Magazine Société

Blanc, de Sylvain Tesson

Publié le 08 novembre 2022 par Francisrichard @francisrichard
Blanc, de Sylvain Tesson

Quatre années consécutives, avec Daniel du Lac et Philippe Rémoville, Sylvain Tesson a accompli une traversée des Alpes: en 2018, de Menton jusqu'à Val d'Isère; en 2019, de là jusqu'à l'hospice des chanoines du Simplon; en 2020, de là jusqu'à Sils-Maria; en 2021, de là jusqu'à Trieste.

Le Blanc? C'est celui de la neige, car les trois compères ont fait cette traversée à ski, un bout chaque hiver. Quand ils seront au terme de leur périple, l'auteur pourra dire que le Blanc ne constituait pas un milieu naturel, encore moins un paysage, mais une substance:

Rapportée au monde abstrait, une substance s'appelle l'universel. Sa traversée s'appelle un rêve.


Ses deux compagnons faisaient la trace: Du Lac disait: "Je passe là selon que je le sens." Rémoville: "Moi, parce que je l'ai calculé." Du Lac reniflait, Rémoville raisonnait.

Et lui? Il assurait le commentaire:

2018 ou la liberté:

L'alpiniste est l'homme en fuite. Il brûle pour le sommet. Aussitôt parvenu il se jette dans la descente. En bas, il rêve de remonter. Il veut la neige dure quand la neige est flasque, il appelle le soleil quand la couche est gelée. Il avance, insatisfait, cherchant plus loin ce qu'il n'obtient jamais. (Dix-septième jour)

2019 ou le temps:

Seules les heures viennent à bout de l'espace. La simple acceptation qu'elles filent, la pure indifférence à leur passage, la pleine certitude de leur usage: voilà qui triomphe du relief. (trente-troisième jour)

2020 ou la beauté:

Allions-nous vraiment vers un but? Non, nous allions dans le Blanc. Nous étions passagers de la substance. C'était un narcotique. Il procurait l'oubli, assurait l'hypnose. Et pour la première fois que je courais les routes, je trouvais davantage de grâces dans le cheminement que dans la destination. C'était la leçon du Blanc.(quarante-septième jour)

2021 ou l'oubli:

Au moins le raid à ski poussait-il à la vertu: on se débarrasse de tout. On gardait de quoi se vêtir, s'orienter, chauffer de l'eau, lire, écrire. Un stylo, un couteau, du feu, du papier, une lampe. J'avais une anthologie d'une centaine de poèmes. On les lirait, on les apprendrait, cela suffirait. (cinquante-troisième jour)

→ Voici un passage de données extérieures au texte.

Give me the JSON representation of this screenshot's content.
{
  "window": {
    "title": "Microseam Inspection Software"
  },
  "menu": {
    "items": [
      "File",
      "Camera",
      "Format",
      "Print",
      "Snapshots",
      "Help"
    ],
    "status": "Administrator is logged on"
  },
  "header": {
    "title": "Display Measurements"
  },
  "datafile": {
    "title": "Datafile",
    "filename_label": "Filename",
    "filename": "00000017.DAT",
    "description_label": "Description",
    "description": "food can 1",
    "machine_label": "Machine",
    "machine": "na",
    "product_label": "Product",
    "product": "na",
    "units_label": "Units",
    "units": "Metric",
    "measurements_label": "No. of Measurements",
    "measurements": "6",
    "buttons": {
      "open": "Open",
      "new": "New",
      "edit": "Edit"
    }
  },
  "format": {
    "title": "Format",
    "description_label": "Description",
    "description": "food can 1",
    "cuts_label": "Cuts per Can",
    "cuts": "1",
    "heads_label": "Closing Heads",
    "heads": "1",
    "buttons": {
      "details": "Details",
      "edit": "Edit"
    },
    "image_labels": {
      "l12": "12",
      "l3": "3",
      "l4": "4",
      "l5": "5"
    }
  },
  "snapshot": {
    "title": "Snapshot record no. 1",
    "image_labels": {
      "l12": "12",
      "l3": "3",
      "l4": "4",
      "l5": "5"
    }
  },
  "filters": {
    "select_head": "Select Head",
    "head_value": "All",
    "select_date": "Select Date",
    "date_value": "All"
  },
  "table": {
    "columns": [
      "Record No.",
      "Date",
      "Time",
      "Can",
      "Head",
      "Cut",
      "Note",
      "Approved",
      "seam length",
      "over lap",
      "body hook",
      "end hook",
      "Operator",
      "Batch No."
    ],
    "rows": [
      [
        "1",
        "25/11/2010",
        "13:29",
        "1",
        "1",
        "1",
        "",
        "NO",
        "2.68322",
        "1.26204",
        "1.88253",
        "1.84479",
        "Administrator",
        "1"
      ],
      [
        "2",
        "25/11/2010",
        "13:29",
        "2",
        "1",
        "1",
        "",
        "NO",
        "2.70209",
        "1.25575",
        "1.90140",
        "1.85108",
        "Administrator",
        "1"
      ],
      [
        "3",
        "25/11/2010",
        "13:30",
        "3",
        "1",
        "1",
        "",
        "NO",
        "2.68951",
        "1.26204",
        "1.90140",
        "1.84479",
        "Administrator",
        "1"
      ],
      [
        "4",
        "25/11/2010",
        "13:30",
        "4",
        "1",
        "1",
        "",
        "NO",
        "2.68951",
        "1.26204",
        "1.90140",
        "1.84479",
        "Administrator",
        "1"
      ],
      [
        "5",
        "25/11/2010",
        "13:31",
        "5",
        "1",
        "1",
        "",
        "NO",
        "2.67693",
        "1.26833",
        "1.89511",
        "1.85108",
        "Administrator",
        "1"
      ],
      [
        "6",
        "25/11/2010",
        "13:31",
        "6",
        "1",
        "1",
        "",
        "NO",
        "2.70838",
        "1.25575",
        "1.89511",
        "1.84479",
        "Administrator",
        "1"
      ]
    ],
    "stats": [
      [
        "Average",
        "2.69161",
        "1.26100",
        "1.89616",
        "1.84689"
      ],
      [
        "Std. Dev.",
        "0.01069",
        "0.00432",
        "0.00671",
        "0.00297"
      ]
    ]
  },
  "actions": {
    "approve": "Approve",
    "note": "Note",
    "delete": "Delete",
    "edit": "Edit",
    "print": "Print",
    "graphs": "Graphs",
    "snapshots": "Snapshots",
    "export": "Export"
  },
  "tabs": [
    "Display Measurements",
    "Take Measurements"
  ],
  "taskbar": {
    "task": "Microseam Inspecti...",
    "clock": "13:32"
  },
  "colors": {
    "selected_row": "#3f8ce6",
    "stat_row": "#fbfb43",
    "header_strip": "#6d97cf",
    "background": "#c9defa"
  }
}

Et il suivait le mouvement né des noces de la raison et de l'instinct:

Dans le Blanc, tout s'annulait: les voeux comme les regrets. On se suspendait dans une méditation, scandée par le mouvement. La joie de la contemplation se mêlait à la jouissance de tracer dans l'absolu.

Jusqu'au soir:

Dans le refuge, l'autre hypnose: celle des flammes. Le corps se reconstituait cellule par cellule. Demain on repartirait. On buvait du thé. Après le Blanc, le Chaud.

Francis Richard

Blanc, Sylvain Tesson, 240 pages, Gallimard

Livre précédent avec Thomas Goisque chez Albin Michel:

En avant, calme et fou (2018)

Livres précédents de Sylvain Tesson:

Aux éditions Équateurs:

Une très légère oscillation (2017)

Un été avec Homère (2018)

Notre-Dame de Paris - Ô Reine de douleur (2019)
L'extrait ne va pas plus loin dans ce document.